The protesters and their leaders, Frank Kameny and Barbara Gittings, were setting in motion the decision by the American Psychiatric Association (APA) to remove homosexuality as a mental illness less than a decade later.
The events of 50 years ago are the focus of the National LGBT 50th Anniversary Celebration being held this weekend throughout Philadelphia.
At the time, the protestors were the opposite of most people’s distorted ideas of what homosexuality was, said Caitlin Ryan, director of the Family Acceptance Project at San Francisco State University.
“Homosexuality was considered a mental illness, deviant and immoral,” she said. “If it were not for the early work of the health and social systems to change that, I don’t think we would have made the advances that we’ve made since then.”
The process to remove “homosexuality” from the APA’s Diagnostic and Statistical Manual (DSM) of Mental Disorders began in earnest when activists, led by Kameny and Gittings, interrupted the organization’s 1970 meeting in San Francisco.
“The gay activists were the catalyst,” said New York City-based psychiatrist and psychoanalyst Dr. Jack Drescher.
The activists were offered their own panel at the APA’s next meeting and then again in 1972, when Dr. John Fryer spoke alongside Kameny and Gittings.
Fryer, a psychiatrist, could have lost his license if it were known that he was gay.
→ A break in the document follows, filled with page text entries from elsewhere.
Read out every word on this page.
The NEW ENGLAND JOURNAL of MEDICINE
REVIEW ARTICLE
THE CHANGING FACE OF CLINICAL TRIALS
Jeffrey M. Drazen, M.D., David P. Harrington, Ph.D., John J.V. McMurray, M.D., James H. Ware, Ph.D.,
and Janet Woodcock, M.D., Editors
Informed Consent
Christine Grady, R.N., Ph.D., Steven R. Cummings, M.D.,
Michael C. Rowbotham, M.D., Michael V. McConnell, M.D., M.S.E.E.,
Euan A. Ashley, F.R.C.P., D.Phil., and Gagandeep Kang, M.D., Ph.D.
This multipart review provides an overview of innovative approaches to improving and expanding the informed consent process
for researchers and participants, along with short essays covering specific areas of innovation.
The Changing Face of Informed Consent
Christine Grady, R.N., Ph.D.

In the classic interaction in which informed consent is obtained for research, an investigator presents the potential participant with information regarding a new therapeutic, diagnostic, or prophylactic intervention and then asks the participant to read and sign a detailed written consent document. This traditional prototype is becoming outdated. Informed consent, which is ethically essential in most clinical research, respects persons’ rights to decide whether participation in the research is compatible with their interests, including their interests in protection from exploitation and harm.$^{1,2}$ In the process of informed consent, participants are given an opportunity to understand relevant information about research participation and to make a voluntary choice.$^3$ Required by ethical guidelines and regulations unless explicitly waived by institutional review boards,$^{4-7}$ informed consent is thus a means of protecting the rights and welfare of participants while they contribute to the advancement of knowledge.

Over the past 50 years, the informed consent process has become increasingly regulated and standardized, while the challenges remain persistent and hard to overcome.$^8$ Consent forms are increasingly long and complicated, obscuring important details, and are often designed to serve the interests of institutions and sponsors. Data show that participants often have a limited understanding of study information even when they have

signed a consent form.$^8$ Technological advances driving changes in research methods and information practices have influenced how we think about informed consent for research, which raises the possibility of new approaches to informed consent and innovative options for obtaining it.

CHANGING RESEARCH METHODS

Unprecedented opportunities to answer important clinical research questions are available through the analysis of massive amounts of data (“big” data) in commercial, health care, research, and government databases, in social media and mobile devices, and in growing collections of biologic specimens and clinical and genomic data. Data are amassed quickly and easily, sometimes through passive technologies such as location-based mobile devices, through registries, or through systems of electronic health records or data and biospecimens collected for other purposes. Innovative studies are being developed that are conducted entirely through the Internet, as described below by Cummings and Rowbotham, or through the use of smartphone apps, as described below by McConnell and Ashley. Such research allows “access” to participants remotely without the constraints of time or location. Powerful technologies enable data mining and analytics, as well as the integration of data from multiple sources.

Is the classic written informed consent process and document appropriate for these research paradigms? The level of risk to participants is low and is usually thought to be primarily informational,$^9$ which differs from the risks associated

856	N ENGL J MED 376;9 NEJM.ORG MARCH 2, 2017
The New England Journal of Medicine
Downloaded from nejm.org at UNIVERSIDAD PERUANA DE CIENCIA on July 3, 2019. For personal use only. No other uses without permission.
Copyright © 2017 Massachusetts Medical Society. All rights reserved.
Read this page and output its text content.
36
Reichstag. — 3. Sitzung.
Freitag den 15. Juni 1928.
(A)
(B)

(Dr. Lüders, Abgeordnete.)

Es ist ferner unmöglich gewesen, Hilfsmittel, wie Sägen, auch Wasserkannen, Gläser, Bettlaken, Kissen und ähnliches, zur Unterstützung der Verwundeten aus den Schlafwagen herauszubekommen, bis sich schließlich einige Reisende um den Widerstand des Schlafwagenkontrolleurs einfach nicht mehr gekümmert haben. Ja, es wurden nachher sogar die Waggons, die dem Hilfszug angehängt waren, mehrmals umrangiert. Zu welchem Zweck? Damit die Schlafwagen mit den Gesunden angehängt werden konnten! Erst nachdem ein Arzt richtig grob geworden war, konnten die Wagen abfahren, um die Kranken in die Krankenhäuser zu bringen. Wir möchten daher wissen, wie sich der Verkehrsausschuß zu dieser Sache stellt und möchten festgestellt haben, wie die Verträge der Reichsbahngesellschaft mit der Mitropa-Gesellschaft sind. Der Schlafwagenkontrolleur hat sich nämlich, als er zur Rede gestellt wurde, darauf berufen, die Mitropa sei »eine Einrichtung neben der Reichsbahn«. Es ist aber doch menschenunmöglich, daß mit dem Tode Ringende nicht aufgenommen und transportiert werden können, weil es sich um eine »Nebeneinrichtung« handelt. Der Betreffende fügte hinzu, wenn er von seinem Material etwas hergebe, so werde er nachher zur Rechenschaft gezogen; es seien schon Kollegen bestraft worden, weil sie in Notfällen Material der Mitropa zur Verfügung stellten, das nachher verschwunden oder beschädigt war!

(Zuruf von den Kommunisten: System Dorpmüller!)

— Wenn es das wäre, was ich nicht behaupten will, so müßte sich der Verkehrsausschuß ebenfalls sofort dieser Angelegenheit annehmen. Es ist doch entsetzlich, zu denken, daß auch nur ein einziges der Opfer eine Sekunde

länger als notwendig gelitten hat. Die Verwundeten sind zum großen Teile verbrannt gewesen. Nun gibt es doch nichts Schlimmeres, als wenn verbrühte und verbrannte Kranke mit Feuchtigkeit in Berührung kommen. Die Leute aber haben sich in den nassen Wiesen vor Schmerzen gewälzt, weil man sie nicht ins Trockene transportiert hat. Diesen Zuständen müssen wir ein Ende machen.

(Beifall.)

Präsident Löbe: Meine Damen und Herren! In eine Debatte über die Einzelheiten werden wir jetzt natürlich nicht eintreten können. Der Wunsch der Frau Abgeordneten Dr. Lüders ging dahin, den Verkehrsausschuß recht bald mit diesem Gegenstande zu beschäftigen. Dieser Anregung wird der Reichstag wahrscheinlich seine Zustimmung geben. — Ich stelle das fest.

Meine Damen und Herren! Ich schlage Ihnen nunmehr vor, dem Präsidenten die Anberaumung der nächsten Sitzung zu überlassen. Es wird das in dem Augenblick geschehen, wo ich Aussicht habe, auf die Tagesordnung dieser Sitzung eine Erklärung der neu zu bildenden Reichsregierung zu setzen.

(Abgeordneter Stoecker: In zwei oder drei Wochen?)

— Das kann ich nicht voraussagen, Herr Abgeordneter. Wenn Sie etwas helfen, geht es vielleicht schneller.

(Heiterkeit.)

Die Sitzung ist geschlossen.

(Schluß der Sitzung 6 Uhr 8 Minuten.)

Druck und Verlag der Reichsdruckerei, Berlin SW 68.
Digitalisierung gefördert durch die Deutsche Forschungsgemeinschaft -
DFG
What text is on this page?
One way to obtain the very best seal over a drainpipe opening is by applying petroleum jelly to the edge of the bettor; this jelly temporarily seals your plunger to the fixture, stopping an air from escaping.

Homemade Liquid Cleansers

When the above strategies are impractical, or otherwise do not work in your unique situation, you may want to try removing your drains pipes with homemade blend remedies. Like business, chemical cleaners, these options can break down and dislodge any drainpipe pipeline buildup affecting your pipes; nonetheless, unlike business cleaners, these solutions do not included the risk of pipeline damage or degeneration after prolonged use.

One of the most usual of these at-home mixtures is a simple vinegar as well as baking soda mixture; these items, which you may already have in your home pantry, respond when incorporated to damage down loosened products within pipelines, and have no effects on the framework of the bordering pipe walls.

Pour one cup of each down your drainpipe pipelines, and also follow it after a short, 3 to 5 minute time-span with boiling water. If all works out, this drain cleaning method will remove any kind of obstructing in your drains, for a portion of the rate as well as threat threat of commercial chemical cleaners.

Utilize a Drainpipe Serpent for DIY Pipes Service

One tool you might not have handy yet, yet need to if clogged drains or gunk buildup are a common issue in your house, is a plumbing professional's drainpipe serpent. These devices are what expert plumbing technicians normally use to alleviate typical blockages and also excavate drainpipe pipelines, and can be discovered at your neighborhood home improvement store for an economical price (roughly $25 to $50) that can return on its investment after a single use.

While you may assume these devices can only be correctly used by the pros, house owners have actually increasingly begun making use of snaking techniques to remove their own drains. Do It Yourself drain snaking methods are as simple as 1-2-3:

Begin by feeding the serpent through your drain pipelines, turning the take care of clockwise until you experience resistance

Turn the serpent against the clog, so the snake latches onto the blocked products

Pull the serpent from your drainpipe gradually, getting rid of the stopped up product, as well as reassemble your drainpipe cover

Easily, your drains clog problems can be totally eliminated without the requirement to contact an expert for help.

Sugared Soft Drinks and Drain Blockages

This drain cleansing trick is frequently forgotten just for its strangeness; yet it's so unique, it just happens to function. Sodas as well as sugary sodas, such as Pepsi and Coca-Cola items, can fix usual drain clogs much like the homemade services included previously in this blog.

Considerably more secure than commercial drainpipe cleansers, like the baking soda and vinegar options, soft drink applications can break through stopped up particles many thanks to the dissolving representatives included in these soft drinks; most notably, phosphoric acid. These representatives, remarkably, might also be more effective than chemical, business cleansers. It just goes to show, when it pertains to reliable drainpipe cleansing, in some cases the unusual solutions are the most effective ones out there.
Using a voice-changing microphone and wearing a mask, he spoke about the plight of gay psychiatrists, who had to keep their sexual orientations secret.
“It was the beginning of the dialogue,” said Drescher, who has chronicled the history of LGBT mental health and worked in several capacities within the APA. “We had these panels of people discussing the pros and cons of the issue. Then you had committee meetings.”
Along with the APA’s willingness to hear from the activists, there was a growing body of medical literature reporting that lesbian, gay and bisexual people were no more mentally ill than the general population.
For example, California psychologist Evelyn Hooker had experts compare psychological test results from 30 gay men and 30 straight men. The experts found no more evidence of mental illness in gay men than in straight men.
“At that time no one had studied normality in homosexuality and the early research on homosexuality came out of the prisons and mental health institutions,” Ryan told Reuters Health.
After debate among the APA’s scientific committees, the organization’s board of trustees removed “homosexuality” from the DSM in 1973.
“I think it took a long time for people to fully appreciate what had happened,” Drescher said.
He said without “homosexuality” in the DSM, people in various areas of society had trouble rationalizing discrimination.
Progress was slow, however. For example, until the late 1980s, homosexuals could be blocked from immigrating to the U.S.
Also, Drescher said, it was not until the early 1990s that the U.S. debated Don’t Ask, Don’t Tell, which allowed closeted lesbian, gay and bisexual people to serve in the military.
“Other than talking about HIV, that was the first major public policy to date when people talked about what does it mean to be gay,” Drescher said.
Even in the mental health profession itself, Ryan noted, lesbian, gay and bisexual people would have difficulty finding jobs or getting into professional schools for many years.
Drescher said it took time for the profession to purge old dogma that being lesbian, gay or bisexual is a mental illness.
“Now nobody is trained that homosexuality is an illness,” he said.
The work of early activists paved the way for current accomplishments in LGBT rights and health, Ryan said.
“We’ve had 60 years of research on sexual orientation,” Ryan said. “It helped create an empirical foundation for these policy changes.”